Um estudo conduzido por pesquisadores da Universidade da Pensilvânia, Estados Unidos, desafiou o método tradicional de avaliação da hepatotoxicidade de medicamentos. Normalmente, essa análise se baseia na contagem de casos individuais relatados de lesão hepática aguda (LPA). No entanto, os cientistas descobriram que essa abordagem pode não refletir com precisão o verdadeiro risco de alguns remédios. Em vez disso, utilizando dados de sistemas de saúde, eles examinaram as taxas de incidência de LPA grave em uma população de quase oito milhões de pessoas.

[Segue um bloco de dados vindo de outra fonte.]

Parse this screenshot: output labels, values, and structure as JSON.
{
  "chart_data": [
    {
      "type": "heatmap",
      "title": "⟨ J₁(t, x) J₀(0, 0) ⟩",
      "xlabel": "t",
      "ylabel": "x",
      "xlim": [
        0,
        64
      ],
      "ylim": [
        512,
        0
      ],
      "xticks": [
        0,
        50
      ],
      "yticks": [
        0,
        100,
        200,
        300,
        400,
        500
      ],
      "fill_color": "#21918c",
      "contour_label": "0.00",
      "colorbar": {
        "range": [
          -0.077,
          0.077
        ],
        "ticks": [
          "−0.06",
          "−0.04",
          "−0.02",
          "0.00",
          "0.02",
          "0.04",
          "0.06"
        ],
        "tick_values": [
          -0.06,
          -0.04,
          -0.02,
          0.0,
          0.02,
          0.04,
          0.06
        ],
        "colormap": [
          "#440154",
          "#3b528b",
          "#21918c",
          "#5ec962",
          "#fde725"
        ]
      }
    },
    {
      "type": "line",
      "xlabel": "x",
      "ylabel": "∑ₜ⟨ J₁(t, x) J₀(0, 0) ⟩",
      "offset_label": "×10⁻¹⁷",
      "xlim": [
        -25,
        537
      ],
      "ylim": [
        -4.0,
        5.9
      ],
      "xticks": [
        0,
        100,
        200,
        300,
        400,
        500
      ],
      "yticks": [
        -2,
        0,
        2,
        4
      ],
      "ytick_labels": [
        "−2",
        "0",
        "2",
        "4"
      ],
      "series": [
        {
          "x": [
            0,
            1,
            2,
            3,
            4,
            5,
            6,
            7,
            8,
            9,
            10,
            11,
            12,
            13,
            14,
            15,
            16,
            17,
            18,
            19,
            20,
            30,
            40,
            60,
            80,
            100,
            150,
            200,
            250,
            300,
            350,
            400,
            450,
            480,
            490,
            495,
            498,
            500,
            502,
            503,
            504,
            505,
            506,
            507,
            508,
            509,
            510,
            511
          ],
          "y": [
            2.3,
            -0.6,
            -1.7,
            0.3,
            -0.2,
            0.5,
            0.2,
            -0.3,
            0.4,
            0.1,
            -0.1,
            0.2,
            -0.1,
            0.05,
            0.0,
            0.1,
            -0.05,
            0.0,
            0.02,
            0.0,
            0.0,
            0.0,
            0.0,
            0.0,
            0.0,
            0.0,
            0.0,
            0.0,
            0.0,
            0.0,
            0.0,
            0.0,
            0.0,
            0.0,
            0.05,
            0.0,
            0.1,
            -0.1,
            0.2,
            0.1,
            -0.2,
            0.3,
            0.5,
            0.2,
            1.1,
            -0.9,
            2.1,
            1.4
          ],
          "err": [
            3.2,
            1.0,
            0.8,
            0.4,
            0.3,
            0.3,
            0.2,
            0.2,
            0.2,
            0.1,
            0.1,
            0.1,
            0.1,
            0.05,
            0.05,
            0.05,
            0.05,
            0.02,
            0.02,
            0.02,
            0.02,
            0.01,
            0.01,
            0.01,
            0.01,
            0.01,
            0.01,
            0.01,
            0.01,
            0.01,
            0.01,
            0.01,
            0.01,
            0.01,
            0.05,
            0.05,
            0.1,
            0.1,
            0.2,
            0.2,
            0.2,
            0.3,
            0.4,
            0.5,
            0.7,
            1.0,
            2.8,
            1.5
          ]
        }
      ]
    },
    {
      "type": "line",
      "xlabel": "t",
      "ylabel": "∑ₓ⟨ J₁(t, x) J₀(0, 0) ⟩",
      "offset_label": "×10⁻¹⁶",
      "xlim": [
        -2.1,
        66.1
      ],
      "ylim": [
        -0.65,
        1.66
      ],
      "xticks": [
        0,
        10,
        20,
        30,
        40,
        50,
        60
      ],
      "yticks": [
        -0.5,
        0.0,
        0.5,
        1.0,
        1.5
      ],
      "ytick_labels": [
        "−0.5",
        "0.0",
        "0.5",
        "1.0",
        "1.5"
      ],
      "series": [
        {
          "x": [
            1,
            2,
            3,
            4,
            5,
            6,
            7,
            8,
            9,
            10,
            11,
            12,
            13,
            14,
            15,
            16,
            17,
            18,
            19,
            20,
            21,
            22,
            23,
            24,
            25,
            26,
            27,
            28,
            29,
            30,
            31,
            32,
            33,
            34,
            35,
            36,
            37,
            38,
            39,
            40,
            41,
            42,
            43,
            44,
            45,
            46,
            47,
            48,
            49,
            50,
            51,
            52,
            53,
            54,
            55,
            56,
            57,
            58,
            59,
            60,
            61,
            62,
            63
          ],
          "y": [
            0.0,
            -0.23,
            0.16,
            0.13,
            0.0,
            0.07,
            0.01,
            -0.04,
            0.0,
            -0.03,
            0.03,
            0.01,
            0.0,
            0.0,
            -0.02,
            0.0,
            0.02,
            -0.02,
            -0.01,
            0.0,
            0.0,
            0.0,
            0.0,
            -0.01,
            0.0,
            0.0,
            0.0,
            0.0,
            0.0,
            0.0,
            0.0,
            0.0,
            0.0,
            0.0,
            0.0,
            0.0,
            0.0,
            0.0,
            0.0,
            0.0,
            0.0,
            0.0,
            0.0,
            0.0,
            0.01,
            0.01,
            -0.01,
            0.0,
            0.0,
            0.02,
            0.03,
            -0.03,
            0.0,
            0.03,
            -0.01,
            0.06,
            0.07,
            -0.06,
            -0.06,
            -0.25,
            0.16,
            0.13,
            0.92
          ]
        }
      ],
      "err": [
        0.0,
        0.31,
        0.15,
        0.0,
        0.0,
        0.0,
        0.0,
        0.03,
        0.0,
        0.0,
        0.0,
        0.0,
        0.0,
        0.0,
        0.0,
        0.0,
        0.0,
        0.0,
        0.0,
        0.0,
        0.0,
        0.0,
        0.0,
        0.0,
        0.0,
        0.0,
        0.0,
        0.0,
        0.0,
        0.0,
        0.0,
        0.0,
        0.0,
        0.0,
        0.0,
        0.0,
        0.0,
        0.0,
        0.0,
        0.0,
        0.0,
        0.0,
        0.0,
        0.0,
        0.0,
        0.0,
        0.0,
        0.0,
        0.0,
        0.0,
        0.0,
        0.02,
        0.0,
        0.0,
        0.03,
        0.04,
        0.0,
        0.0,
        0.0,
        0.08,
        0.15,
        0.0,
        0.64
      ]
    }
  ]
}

Publicado no JAMA Internal Medicine, o estudo destacou que muitos medicamentos são classificados incorretamente quanto à sua hepatotoxicidade. "A abordagem sistemática que desenvolvemos permite medir com sucesso as taxas de toxicidade hepática após o início de uma medicação. Não foi surpreendente que a contagem dos relatos de casos não refletisse com precisão as taxas observadas de lesão hepática aguda grave, dadas as limitações inerentes aos relatos de casos", afirmou, em nota, Vincent Lo Re, professor associado de medicina e epidemiologia da Universidade da Pensilvânia, e autor principal do trabalho.

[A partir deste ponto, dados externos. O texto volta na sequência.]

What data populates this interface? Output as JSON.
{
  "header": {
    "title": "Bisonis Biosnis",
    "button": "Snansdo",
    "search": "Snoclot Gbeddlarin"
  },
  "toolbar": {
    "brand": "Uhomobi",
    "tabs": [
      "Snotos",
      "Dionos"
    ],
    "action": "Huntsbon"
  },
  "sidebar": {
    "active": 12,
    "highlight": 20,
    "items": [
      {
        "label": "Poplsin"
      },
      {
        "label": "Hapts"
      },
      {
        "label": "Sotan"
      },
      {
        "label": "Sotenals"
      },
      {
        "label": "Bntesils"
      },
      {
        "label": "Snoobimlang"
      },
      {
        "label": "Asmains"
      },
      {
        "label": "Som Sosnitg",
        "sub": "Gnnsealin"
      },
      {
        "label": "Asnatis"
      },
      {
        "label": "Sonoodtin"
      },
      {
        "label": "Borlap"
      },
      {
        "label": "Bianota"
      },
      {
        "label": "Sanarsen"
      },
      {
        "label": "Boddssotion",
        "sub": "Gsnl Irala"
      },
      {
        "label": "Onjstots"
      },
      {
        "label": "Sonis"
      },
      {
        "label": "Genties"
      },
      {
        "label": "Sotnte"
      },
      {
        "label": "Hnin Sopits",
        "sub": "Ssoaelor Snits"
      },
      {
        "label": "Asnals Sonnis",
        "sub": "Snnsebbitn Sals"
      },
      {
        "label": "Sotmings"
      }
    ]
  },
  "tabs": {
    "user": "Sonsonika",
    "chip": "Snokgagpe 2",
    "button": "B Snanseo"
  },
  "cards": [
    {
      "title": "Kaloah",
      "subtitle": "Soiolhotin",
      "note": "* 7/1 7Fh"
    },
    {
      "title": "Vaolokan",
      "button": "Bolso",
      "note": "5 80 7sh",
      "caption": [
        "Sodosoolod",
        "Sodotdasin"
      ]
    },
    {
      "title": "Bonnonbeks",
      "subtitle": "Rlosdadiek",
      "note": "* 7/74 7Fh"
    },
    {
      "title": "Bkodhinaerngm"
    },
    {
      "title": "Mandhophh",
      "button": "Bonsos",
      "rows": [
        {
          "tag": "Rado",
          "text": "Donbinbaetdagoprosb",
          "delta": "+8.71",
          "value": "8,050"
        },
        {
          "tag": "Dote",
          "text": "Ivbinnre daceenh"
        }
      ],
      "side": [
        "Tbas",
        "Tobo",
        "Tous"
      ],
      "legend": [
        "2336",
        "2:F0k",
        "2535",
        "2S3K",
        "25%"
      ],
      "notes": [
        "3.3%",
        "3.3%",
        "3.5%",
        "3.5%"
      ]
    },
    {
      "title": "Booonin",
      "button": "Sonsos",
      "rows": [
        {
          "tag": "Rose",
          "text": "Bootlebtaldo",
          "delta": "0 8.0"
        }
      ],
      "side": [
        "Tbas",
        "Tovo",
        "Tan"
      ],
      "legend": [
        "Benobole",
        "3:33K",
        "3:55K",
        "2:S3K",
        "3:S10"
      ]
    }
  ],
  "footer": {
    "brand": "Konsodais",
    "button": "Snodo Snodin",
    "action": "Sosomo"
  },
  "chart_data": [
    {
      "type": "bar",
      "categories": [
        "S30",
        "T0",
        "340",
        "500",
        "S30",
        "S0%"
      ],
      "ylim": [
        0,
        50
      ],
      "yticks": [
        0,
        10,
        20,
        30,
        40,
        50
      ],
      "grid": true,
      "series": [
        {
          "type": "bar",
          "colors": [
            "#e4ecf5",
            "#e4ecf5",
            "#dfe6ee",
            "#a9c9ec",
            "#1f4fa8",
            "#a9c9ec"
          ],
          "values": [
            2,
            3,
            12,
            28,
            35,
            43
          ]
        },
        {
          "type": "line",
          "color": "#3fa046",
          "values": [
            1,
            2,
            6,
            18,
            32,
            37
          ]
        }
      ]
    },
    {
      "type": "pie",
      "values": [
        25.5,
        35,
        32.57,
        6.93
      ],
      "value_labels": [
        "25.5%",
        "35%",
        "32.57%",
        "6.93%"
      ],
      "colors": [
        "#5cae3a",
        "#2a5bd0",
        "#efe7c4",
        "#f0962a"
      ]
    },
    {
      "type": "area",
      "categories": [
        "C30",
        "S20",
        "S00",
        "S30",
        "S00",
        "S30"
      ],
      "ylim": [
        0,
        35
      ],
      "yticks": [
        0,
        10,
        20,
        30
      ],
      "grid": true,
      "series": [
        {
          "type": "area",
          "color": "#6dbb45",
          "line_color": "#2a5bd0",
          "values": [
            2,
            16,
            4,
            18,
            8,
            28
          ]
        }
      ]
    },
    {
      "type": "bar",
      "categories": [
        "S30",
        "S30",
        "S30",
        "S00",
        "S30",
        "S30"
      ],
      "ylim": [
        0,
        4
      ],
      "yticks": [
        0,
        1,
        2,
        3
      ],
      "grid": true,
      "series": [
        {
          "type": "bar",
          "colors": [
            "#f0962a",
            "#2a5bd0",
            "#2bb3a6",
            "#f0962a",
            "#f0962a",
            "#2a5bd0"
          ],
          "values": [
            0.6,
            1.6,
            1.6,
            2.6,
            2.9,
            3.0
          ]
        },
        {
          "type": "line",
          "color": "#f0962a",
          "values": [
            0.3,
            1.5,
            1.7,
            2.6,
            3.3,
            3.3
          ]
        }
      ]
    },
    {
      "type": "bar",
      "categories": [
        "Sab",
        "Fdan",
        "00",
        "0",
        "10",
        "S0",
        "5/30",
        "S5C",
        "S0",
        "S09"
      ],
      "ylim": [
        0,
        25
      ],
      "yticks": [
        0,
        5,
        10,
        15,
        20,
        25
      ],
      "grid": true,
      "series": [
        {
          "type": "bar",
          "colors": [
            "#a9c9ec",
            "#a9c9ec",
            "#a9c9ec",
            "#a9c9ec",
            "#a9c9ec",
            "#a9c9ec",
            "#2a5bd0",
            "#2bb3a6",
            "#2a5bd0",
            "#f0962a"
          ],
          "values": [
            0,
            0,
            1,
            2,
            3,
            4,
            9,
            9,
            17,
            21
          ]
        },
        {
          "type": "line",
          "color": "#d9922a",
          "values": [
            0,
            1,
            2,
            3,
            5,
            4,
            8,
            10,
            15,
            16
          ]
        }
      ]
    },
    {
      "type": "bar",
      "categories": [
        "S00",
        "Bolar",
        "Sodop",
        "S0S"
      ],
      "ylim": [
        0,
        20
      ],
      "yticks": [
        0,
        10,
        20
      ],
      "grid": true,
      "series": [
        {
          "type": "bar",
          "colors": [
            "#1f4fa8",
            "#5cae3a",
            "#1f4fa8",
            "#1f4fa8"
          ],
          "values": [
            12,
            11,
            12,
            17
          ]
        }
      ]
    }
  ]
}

Para determinar as taxas de incidência de LPA, a equipe avaliou registros médicos eletrônicos de quase oito milhões de pessoas fornecidos pela Administração de Saúde dos Veteranos dos Estados Unidos. Os voluntários não tinham doença hepática ou biliar pré-existente quando começaram a tomar um dos 194 medicamentos estudados.
Cada um desses remédios foi analisado por suspeita de que pudessem causar danos ao fígado, uma vez que tinham mais de quatro relatos de toxicidade hepática publicados relacionados ao seu uso.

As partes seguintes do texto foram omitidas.